The way they work is conceptually simple: when a user makes a request for a resource from your system, the DNS resolution is resolved to the point of presence within the CDN infrastructure that has the least latency and load. The user then makes the request to that server. If the server has a cached copy of the resource the user is requesting, it returns it; if it doesn’t, or if the version it has has expired, then it requests a copy from your server and caches it for future requests.
If the CDN has a cached copy, then the latency for that request is much lower; if not, then the connection between the CDN and the origin server is optimized so that the longer-distance part of the request is completed faster than if the request was made directly by the end user.
There are many other examples of systems that can sit in front of yours, including:
- DDoS protection
- Protects your system from being affected by a DoS (Denial of Service) attack.
- Web application firewall
- Provides protection against some standard security exploits, such as cross-site scripting or SQL injection.
- Traffic queuing
- Protects your site from being overrun with traffic by queuing excess demand until space becomes available.
- Translation services
- Translate content into the language of the locale of the user.
It is not uncommon to find that requests have been routed via multiple cloud-based services between the user and your server.
There are a number of performance risks associated with moving your website behind cloud-based services.
- Complete failure or performance degradation
Like with third-party SaaS tools, if a cloud system you rely on goes down, so will your system. Likewise, if that cloud system starts to run slowly, so will your system.
This could be caused by hardware or infrastructure issues, or issues associated with software releases (SaaS providers will usually release often and unannounced). They could also be caused by third-party malicious activities such as hacking or DoS attacks—SaaS systems can be high profile and therefore potential targets for such attacks.
- Increased overhead
- All additional processing being done will add time to the overall processing time of a request. When adding an additional system in front of your own system, you’re not only adding the time taken for that service to execute the functionality that it is providing, but you’re also adding to the number of network hops the data has to make to complete its journey.
- Increased latency
- All services will add additional hops onto the route taken by the request. Some services offer geolocation so that users will be routed to a locally based service, but others do not. It’s not uncommon to hear of systems where requests are routed back and forth across the Atlantic several times between the user and the server as they pass through cloud providers offering different functionality.
6. Third-Party Components
Websites are increasingly dependent on being consumers of data or functionality provided by third-party systems.
Client-side systems will commonly display data from third parties as part of their core content.
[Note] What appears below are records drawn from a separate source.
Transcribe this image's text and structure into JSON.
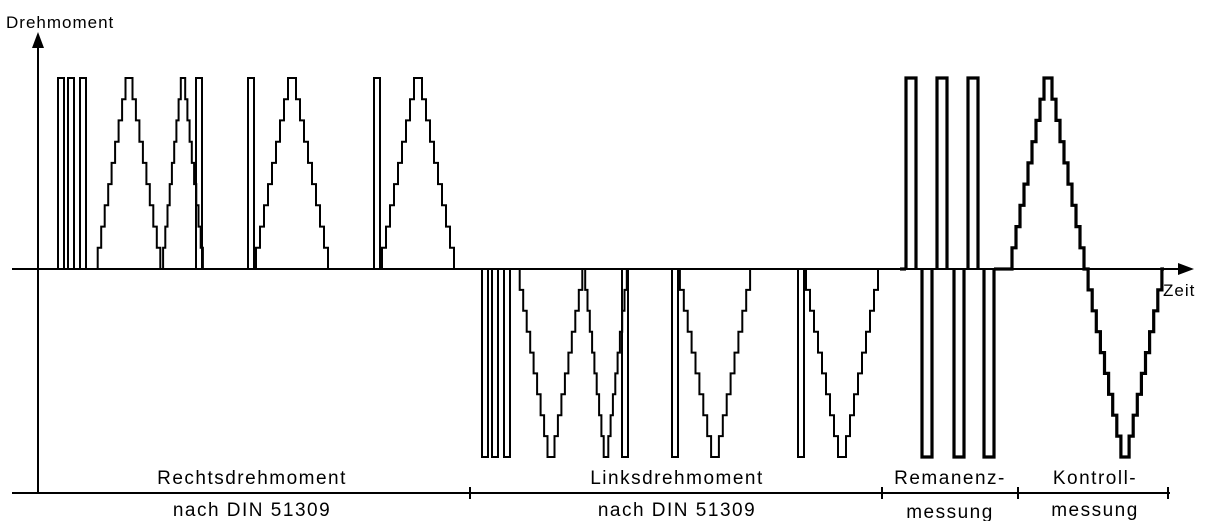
{
  "axes": {
    "y_label": "Drehmoment",
    "x_label": "Zeit"
  },
  "sections": [
    {
      "line1": "Rechtsdrehmoment",
      "line2": "nach DIN 51309"
    },
    {
      "line1": "Linksdrehmoment",
      "line2": "nach DIN 51309"
    },
    {
      "line1": "Remanenz-",
      "line2": "messung"
    },
    {
      "line1": "Kontroll-",
      "line2": "messung"
    }
  ]
}
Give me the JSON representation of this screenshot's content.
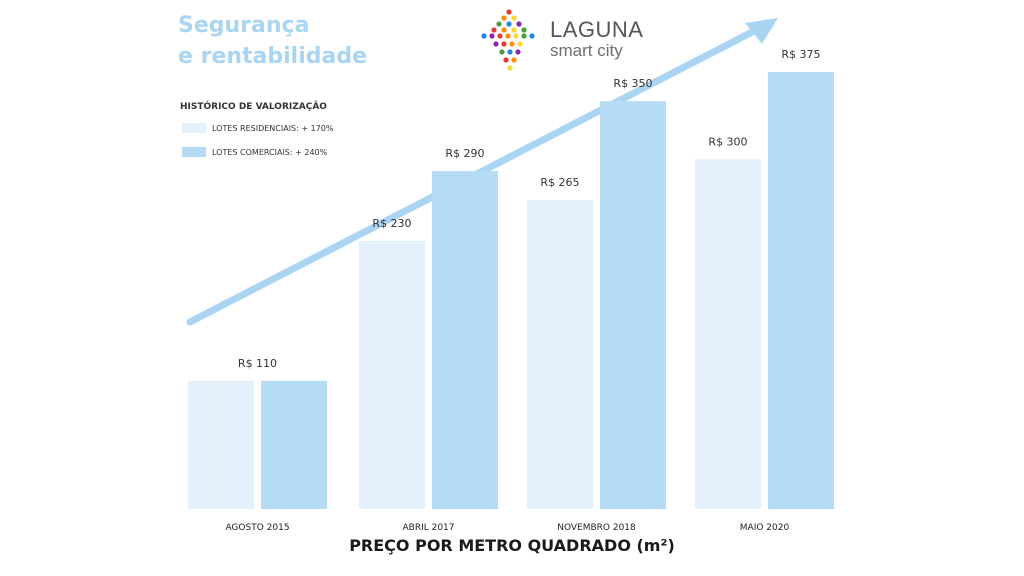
{
  "header": {
    "headline_line1": "Segurança",
    "headline_line2": "e rentabilidade",
    "logo_name": "LAGUNA",
    "logo_tagline": "smart city"
  },
  "legend": {
    "title": "HISTÓRICO DE VALORIZAÇÃO",
    "items": [
      {
        "label": "LOTES RESIDENCIAIS: + 170%",
        "color": "#e3f0fb"
      },
      {
        "label": "LOTES COMERCIAIS: + 240%",
        "color": "#b6dcf4"
      }
    ]
  },
  "colors": {
    "headline": "#a9d5f2",
    "arrow": "#a9d5f2",
    "residential": "#e3f0fb",
    "commercial": "#b6dcf4"
  },
  "chart_data": {
    "type": "bar",
    "categories": [
      "AGOSTO 2015",
      "ABRIL 2017",
      "NOVEMBRO 2018",
      "MAIO 2020"
    ],
    "series": [
      {
        "name": "LOTES RESIDENCIAIS: + 170%",
        "values": [
          110,
          230,
          265,
          300
        ]
      },
      {
        "name": "LOTES COMERCIAIS: + 240%",
        "values": [
          110,
          290,
          350,
          375
        ]
      }
    ],
    "data_labels": [
      [
        {
          "text": "R$ 110",
          "series": "both"
        }
      ],
      [
        {
          "text": "R$ 230",
          "series": 0
        },
        {
          "text": "R$ 290",
          "series": 1
        }
      ],
      [
        {
          "text": "R$ 265",
          "series": 0
        },
        {
          "text": "R$ 350",
          "series": 1
        }
      ],
      [
        {
          "text": "R$ 300",
          "series": 0
        },
        {
          "text": "R$ 375",
          "series": 1
        }
      ]
    ],
    "xlabel": "PREÇO POR METRO QUADRADO (m²)",
    "ylabel": "",
    "ylim": [
      0,
      375
    ],
    "grid": false,
    "trend_arrow": true
  }
}
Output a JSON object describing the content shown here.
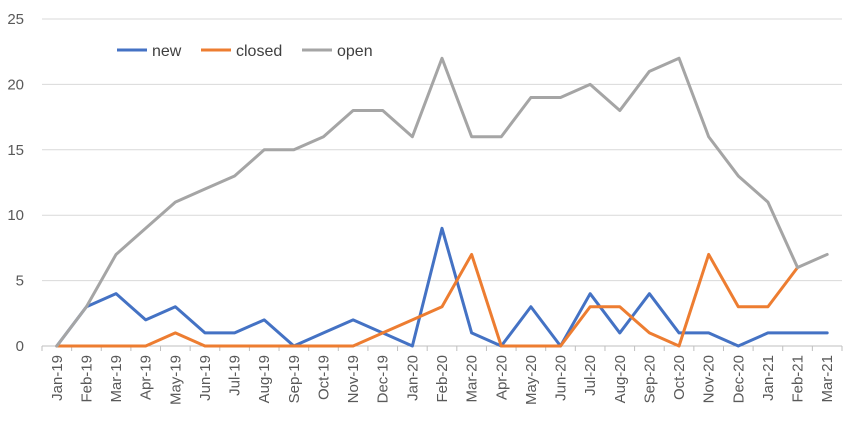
{
  "chart_data": {
    "type": "line",
    "title": "",
    "xlabel": "",
    "ylabel": "",
    "ylim": [
      0,
      25
    ],
    "yticks": [
      "0",
      "5",
      "10",
      "15",
      "20",
      "25"
    ],
    "grid": true,
    "legend": "top-left",
    "categories": [
      "Jan-19",
      "Feb-19",
      "Mar-19",
      "Apr-19",
      "May-19",
      "Jun-19",
      "Jul-19",
      "Aug-19",
      "Sep-19",
      "Oct-19",
      "Nov-19",
      "Dec-19",
      "Jan-20",
      "Feb-20",
      "Mar-20",
      "Apr-20",
      "May-20",
      "Jun-20",
      "Jul-20",
      "Aug-20",
      "Sep-20",
      "Oct-20",
      "Nov-20",
      "Dec-20",
      "Jan-21",
      "Feb-21",
      "Mar-21"
    ],
    "series": [
      {
        "name": "new",
        "color": "#4472C4",
        "values": [
          0,
          3,
          4,
          2,
          3,
          1,
          1,
          2,
          0,
          1,
          2,
          1,
          0,
          9,
          1,
          0,
          3,
          0,
          4,
          1,
          4,
          1,
          1,
          0,
          1,
          1,
          1
        ]
      },
      {
        "name": "closed",
        "color": "#ED7D31",
        "values": [
          0,
          0,
          0,
          0,
          1,
          0,
          0,
          0,
          0,
          0,
          0,
          1,
          2,
          3,
          7,
          0,
          0,
          0,
          3,
          3,
          1,
          0,
          7,
          3,
          3,
          6,
          null
        ]
      },
      {
        "name": "open",
        "color": "#A5A5A5",
        "values": [
          0,
          3,
          7,
          9,
          11,
          12,
          13,
          15,
          15,
          16,
          18,
          18,
          16,
          22,
          16,
          16,
          19,
          19,
          20,
          18,
          21,
          22,
          16,
          13,
          11,
          6,
          7
        ]
      }
    ]
  }
}
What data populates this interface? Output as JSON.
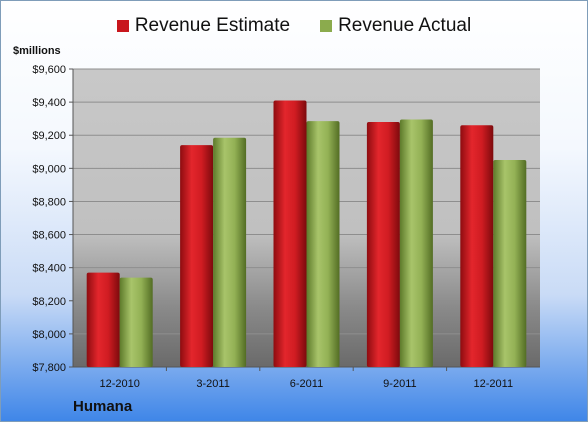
{
  "chart_data": {
    "type": "bar",
    "categories": [
      "12-2010",
      "3-2011",
      "6-2011",
      "9-2011",
      "12-2011"
    ],
    "series": [
      {
        "name": "Revenue Estimate",
        "values": [
          8370,
          9140,
          9410,
          9280,
          9260
        ]
      },
      {
        "name": "Revenue Actual",
        "values": [
          8340,
          9185,
          9285,
          9295,
          9050
        ]
      }
    ],
    "ylabel": "$millions",
    "ylim": [
      7800,
      9600
    ],
    "yticks": [
      "$7,800",
      "$8,000",
      "$8,200",
      "$8,400",
      "$8,600",
      "$8,800",
      "$9,000",
      "$9,200",
      "$9,400",
      "$9,600"
    ],
    "grid": true,
    "legend_position": "top-center",
    "colors": {
      "estimate": "#c8161d",
      "actual": "#8bab4d"
    }
  },
  "footer": {
    "company": "Humana"
  }
}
This can include:
- Data from third-party advertising systems (e.g., Google AdWords)
- Social media content (e.g., Twitter feeds or Facebook “like” counts)
- News feeds provided by RSS feeds
- Location mapping and directions (e.g., Google Maps)
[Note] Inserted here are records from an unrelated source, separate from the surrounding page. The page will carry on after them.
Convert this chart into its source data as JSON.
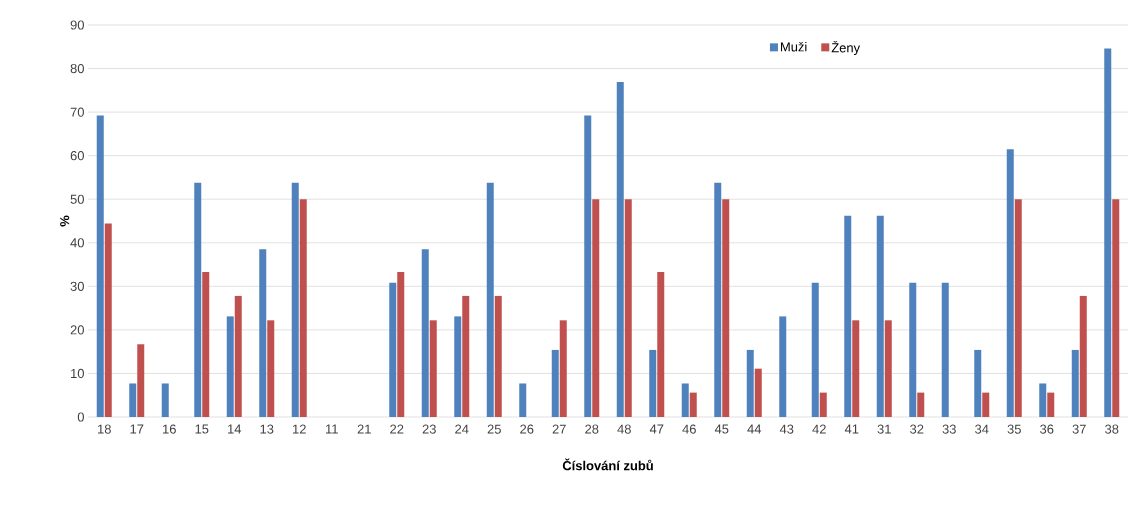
{
  "chart_data": {
    "type": "bar",
    "xlabel": "Číslování zubů",
    "ylabel": "%",
    "categories": [
      "18",
      "17",
      "16",
      "15",
      "14",
      "13",
      "12",
      "11",
      "21",
      "22",
      "23",
      "24",
      "25",
      "26",
      "27",
      "28",
      "48",
      "47",
      "46",
      "45",
      "44",
      "43",
      "42",
      "41",
      "31",
      "32",
      "33",
      "34",
      "35",
      "36",
      "37",
      "38"
    ],
    "series": [
      {
        "name": "Muži",
        "color": "#4f81bd",
        "values": [
          69.2,
          7.7,
          7.7,
          53.8,
          23.1,
          38.5,
          53.8,
          0,
          0,
          30.8,
          38.5,
          23.1,
          53.8,
          7.7,
          15.4,
          69.2,
          76.9,
          15.4,
          7.7,
          53.8,
          15.4,
          23.1,
          30.8,
          46.2,
          46.2,
          30.8,
          30.8,
          15.4,
          61.5,
          7.7,
          15.4,
          84.6
        ]
      },
      {
        "name": "Ženy",
        "color": "#c0504d",
        "values": [
          44.4,
          16.7,
          0,
          33.3,
          27.8,
          22.2,
          50,
          0,
          0,
          33.3,
          22.2,
          27.8,
          27.8,
          0,
          22.2,
          50,
          50,
          33.3,
          5.6,
          50,
          11.1,
          0,
          5.6,
          22.2,
          22.2,
          5.6,
          0,
          5.6,
          50,
          5.6,
          27.8,
          50
        ]
      }
    ],
    "ylim": [
      0,
      90
    ],
    "yticks": [
      0,
      10,
      20,
      30,
      40,
      50,
      60,
      70,
      80,
      90
    ],
    "grid": "y",
    "legend": "top right"
  }
}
- Unseen third party calls, such as analytics, affiliate tracking tags, or monitoring tools
Server-side content will often retrieve external data and combine it with your data to create a mashup of multiple data sources. These can include freely available and commercial data sources; for example, combining your branch locations with mapping data to determine the nearest branch to the user’s location.
Dependence on these third-party components can create the following performance risks.
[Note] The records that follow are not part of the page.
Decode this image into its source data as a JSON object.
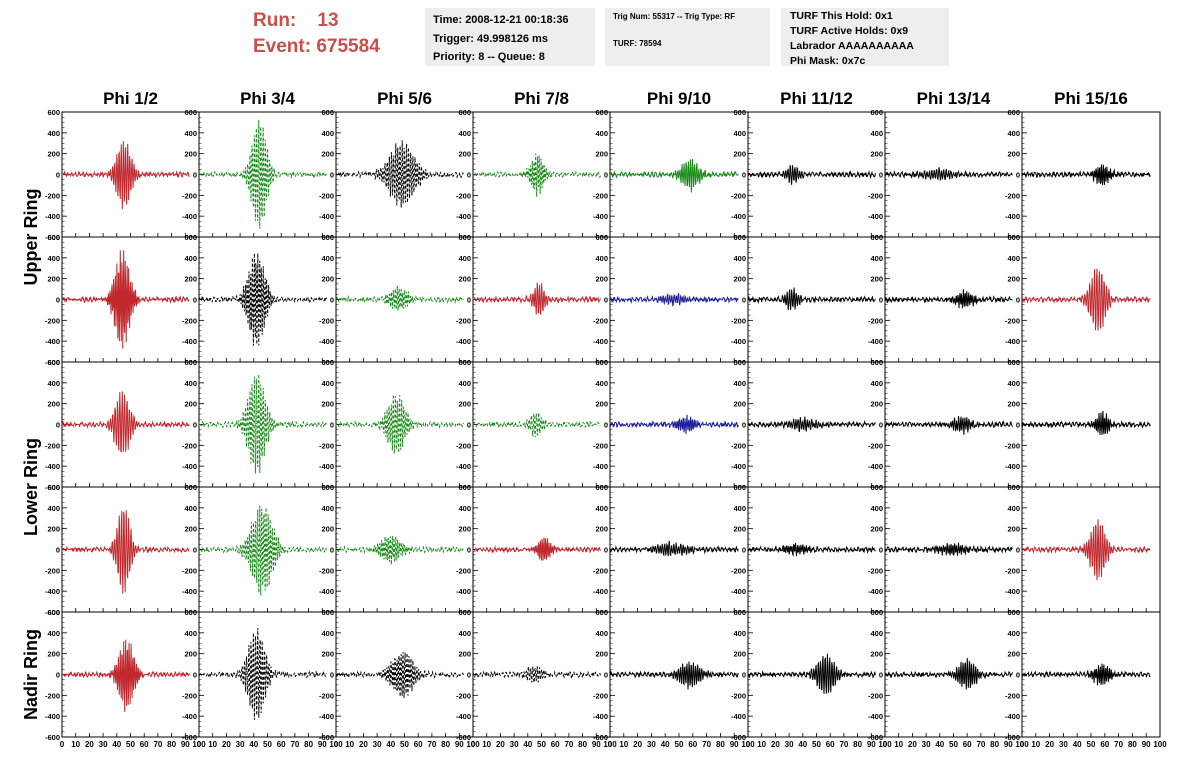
{
  "header": {
    "run_label": "Run:",
    "run_value": "13",
    "event_label": "Event:",
    "event_value": "675584",
    "time": "Time: 2008-12-21 00:18:36",
    "trigger": "Trigger: 49.998126 ms",
    "priority": "Priority: 8 -- Queue: 8",
    "trig_num": "Trig Num: 55317 -- Trig Type: RF",
    "turf": "TURF: 78594",
    "turf_hold": "TURF This Hold: 0x1",
    "turf_active": "TURF Active Holds: 0x9",
    "labrador": "Labrador AAAAAAAAAA",
    "phi_mask": "Phi Mask: 0x7c"
  },
  "colors": {
    "red": "#c0282d",
    "green": "#1a8a1a",
    "black": "#000000",
    "blue": "#1f1f9a",
    "header_red": "#c8504a"
  },
  "chart_data": {
    "type": "line",
    "columns": [
      "Phi 1/2",
      "Phi 3/4",
      "Phi 5/6",
      "Phi 7/8",
      "Phi 9/10",
      "Phi 11/12",
      "Phi 13/14",
      "Phi 15/16"
    ],
    "rows": [
      "Upper Ring",
      "Upper Ring",
      "Lower Ring",
      "Lower Ring",
      "Nadir Ring"
    ],
    "row_labels": [
      "Upper Ring",
      "Lower Ring",
      "Nadir Ring"
    ],
    "ylim": [
      -600,
      600
    ],
    "xlim": [
      0,
      100
    ],
    "yticks": [
      "600",
      "400",
      "200",
      "0",
      "-200",
      "-400",
      "-600"
    ],
    "xticks": [
      "0",
      "10",
      "20",
      "30",
      "40",
      "50",
      "60",
      "70",
      "80",
      "90",
      "100"
    ],
    "grid": false,
    "panels": [
      [
        {
          "color": "red",
          "dash": false,
          "amp": 330,
          "center": 45,
          "width": 7
        },
        {
          "color": "green",
          "dash": true,
          "amp": 530,
          "center": 44,
          "width": 7
        },
        {
          "color": "black",
          "dash": true,
          "amp": 320,
          "center": 48,
          "width": 12
        },
        {
          "color": "green",
          "dash": true,
          "amp": 200,
          "center": 47,
          "width": 6
        },
        {
          "color": "green",
          "dash": false,
          "amp": 150,
          "center": 58,
          "width": 8
        },
        {
          "color": "black",
          "dash": false,
          "amp": 90,
          "center": 33,
          "width": 6
        },
        {
          "color": "black",
          "dash": false,
          "amp": 50,
          "center": 40,
          "width": 14
        },
        {
          "color": "black",
          "dash": false,
          "amp": 100,
          "center": 58,
          "width": 7
        }
      ],
      [
        {
          "color": "red",
          "dash": false,
          "amp": 480,
          "center": 44,
          "width": 7
        },
        {
          "color": "black",
          "dash": true,
          "amp": 470,
          "center": 42,
          "width": 8
        },
        {
          "color": "green",
          "dash": true,
          "amp": 120,
          "center": 46,
          "width": 8
        },
        {
          "color": "red",
          "dash": false,
          "amp": 170,
          "center": 48,
          "width": 5
        },
        {
          "color": "blue",
          "dash": false,
          "amp": 50,
          "center": 45,
          "width": 12
        },
        {
          "color": "black",
          "dash": false,
          "amp": 100,
          "center": 32,
          "width": 6
        },
        {
          "color": "black",
          "dash": false,
          "amp": 80,
          "center": 58,
          "width": 8
        },
        {
          "color": "red",
          "dash": false,
          "amp": 320,
          "center": 55,
          "width": 7
        }
      ],
      [
        {
          "color": "red",
          "dash": false,
          "amp": 320,
          "center": 44,
          "width": 7
        },
        {
          "color": "green",
          "dash": true,
          "amp": 500,
          "center": 42,
          "width": 8
        },
        {
          "color": "green",
          "dash": true,
          "amp": 300,
          "center": 44,
          "width": 8
        },
        {
          "color": "green",
          "dash": true,
          "amp": 120,
          "center": 46,
          "width": 6
        },
        {
          "color": "blue",
          "dash": false,
          "amp": 80,
          "center": 55,
          "width": 8
        },
        {
          "color": "black",
          "dash": false,
          "amp": 60,
          "center": 40,
          "width": 12
        },
        {
          "color": "black",
          "dash": false,
          "amp": 80,
          "center": 56,
          "width": 8
        },
        {
          "color": "black",
          "dash": false,
          "amp": 120,
          "center": 58,
          "width": 6
        }
      ],
      [
        {
          "color": "red",
          "dash": false,
          "amp": 430,
          "center": 45,
          "width": 6
        },
        {
          "color": "green",
          "dash": true,
          "amp": 440,
          "center": 46,
          "width": 10
        },
        {
          "color": "green",
          "dash": true,
          "amp": 130,
          "center": 40,
          "width": 10
        },
        {
          "color": "red",
          "dash": false,
          "amp": 130,
          "center": 52,
          "width": 6
        },
        {
          "color": "black",
          "dash": false,
          "amp": 60,
          "center": 45,
          "width": 14
        },
        {
          "color": "black",
          "dash": false,
          "amp": 50,
          "center": 35,
          "width": 10
        },
        {
          "color": "black",
          "dash": false,
          "amp": 50,
          "center": 50,
          "width": 14
        },
        {
          "color": "red",
          "dash": false,
          "amp": 300,
          "center": 55,
          "width": 7
        }
      ],
      [
        {
          "color": "red",
          "dash": false,
          "amp": 360,
          "center": 47,
          "width": 7
        },
        {
          "color": "black",
          "dash": true,
          "amp": 450,
          "center": 42,
          "width": 8
        },
        {
          "color": "black",
          "dash": true,
          "amp": 240,
          "center": 48,
          "width": 10
        },
        {
          "color": "black",
          "dash": true,
          "amp": 80,
          "center": 45,
          "width": 8
        },
        {
          "color": "black",
          "dash": false,
          "amp": 120,
          "center": 58,
          "width": 10
        },
        {
          "color": "black",
          "dash": false,
          "amp": 200,
          "center": 57,
          "width": 8
        },
        {
          "color": "black",
          "dash": false,
          "amp": 150,
          "center": 60,
          "width": 8
        },
        {
          "color": "black",
          "dash": false,
          "amp": 100,
          "center": 58,
          "width": 8
        }
      ]
    ]
  }
}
- Complete failure or inconsistent performance
- If your system depends on third-party data and that third party becomes unavailable, your system could fail completely. Likewise, poor performance by the third party can have a domino effect on your system’s performance.
- Unexpected results
- Third parties can sometimes change the data they return or the way their data feeds work, resulting in errors when you make requests or when the requests return unexpected data.